In the second diagram, two years later, the OBR is forced to acknowledge this. Corporations are just raking in the profits and sitting on them. The household sector, on the other hand, is a rolling catastrophe. Austerity has meant falling wages, less government spending on social services (or anything else), and higher de facto taxes. This puts the squeeze on household budgets and people are forced to borrow. As a result, not only are households in overall deficit for the second time in British history, the situation is actually worse than it was in the years leading up to 2008.

And remember: it was a mortgage crisis that set off the 2008 crash, which almost destroyed the world economy and plunged millions into penury. Not a crisis in public debt. A crisis in private debt.

An inquiry

In 2015, around the time the original OBR predictions came out, I wrote an essay in the Guardian predicting that austerity and budget-balancing would create a disastrous crisis in private debt. Now it's so clearly, unmistakably, happening that even the OBR cannot deny it.

I believe the time has come for there be a public investigation - a formal public inquiry, in fact - into how this could be allowed to happen. After the 2008 crash, at least the economists in Treasury and the Bank of England could plausibly claim they hadn't completely understood the relation between private debt and financial instability. Now they simply have no excuse.
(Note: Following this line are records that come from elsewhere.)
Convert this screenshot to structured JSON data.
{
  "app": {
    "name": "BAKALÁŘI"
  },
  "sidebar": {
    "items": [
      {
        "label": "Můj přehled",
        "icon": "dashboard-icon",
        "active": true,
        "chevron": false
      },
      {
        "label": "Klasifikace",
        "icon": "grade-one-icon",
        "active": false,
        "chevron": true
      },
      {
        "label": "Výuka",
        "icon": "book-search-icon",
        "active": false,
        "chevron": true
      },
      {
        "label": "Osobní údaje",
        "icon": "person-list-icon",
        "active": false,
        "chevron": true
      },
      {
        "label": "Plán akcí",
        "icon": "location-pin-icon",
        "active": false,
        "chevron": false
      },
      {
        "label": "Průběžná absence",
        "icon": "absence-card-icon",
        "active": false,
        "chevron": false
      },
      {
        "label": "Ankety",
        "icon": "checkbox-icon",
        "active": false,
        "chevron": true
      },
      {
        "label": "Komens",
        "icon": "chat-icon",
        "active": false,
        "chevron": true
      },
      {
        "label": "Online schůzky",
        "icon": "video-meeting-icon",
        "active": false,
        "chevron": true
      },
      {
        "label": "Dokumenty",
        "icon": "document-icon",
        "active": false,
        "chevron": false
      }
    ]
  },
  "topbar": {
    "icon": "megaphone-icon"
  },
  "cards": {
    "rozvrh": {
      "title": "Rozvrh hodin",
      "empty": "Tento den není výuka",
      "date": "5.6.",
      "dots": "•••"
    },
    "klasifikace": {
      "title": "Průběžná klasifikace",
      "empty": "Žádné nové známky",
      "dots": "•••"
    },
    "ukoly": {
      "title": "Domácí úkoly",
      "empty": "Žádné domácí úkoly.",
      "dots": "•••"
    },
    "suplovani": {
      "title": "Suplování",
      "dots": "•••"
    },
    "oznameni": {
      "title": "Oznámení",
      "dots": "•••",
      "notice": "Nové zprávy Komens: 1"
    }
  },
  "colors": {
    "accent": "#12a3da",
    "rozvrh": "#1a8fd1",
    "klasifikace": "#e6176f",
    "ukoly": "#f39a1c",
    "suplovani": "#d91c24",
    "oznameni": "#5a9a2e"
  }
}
What on earth is an institution called the “Office for Budget Responsibility” credulously imagining corporate borrowing binges in order to suggest the government will balance the budget to no ill effects? How responsible is that? Even the second chart is extremely odd. Up to 2017, the top and bottom of the diagram are exact mirrors of one another, as they ought to be. However, in the projected future after 2017, the section below the line is much smaller than the section above, apparently seriously understating the amount both of future government, and future private, debt. In other words, the numbers don't add up.
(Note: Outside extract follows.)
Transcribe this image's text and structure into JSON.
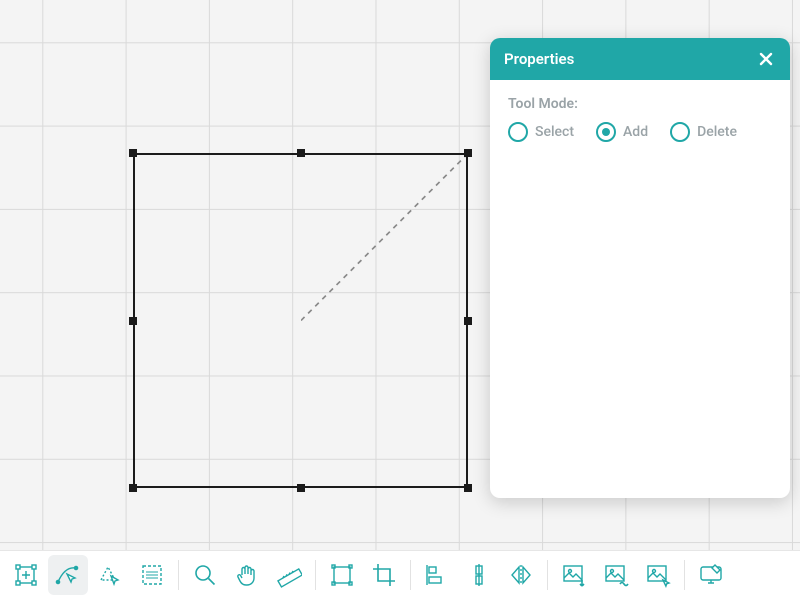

The OBR told the New Statesman ​that it was not aware of any errors in its 2015 forecast for corporate sector net lending, and that the forecast was based on the available data. It said the forecast for business investment has been revised down because of the uncertainty created by Brexit. 

Still, if the “Office of Budget Responsibility” was true to its name, it should be sounding off the alarm bells right about now. So far all we've got is one mention of private debt and a mild warning about the rise of personal debt from the Bank of England, which did not however connect the problem to austerity, and one fairly strong statement from a maverick columnist in the Daily Mail. Otherwise, silence. 
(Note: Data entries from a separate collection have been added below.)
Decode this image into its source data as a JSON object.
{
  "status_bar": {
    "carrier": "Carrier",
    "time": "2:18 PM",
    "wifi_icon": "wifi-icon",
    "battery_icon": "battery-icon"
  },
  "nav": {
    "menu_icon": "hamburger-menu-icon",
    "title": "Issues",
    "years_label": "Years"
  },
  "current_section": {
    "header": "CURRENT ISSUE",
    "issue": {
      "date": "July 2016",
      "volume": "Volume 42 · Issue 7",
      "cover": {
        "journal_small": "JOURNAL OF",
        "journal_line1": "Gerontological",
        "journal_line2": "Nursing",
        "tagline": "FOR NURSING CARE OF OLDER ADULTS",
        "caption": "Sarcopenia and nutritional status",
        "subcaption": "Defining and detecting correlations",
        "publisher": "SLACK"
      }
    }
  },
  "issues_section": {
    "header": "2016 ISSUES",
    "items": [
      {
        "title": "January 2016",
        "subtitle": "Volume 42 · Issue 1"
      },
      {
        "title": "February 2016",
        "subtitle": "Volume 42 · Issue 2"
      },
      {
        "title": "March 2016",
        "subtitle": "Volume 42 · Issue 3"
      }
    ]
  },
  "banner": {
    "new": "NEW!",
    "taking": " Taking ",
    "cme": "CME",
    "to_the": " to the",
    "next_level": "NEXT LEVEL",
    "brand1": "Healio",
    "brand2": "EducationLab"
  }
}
The only plausible explanation is that institutions like the Treasury, OBR, and to a degree as well the Bank of England can't, by definition, warn against the dangers of austerity, however alarming the situation, because they have been set up the way they have in order to justify austerity. It's important to emphasise that most professional economists have never supported Conservative policies in this regard. The policy was adopted because it was convenient to politicians; institutions were set up in order to support it; economists were hired in order to come up with arguments for austerity, rather than to judge whether it would be a good idea. At present, this situation has led us to the brink of disaster.

The last time there was a financial crash, the Queen famously asked: why was no one able to foresee this? We now have the tools. Perhaps the most important task for a public inquiry will be to finally ask: what is the real purpose of the institutions that are supposed to foresee such matters, to what degree have they been politicised, and what would it take to turn them back into institutions that can at least inform us if we're staring into the lights of an oncoming train?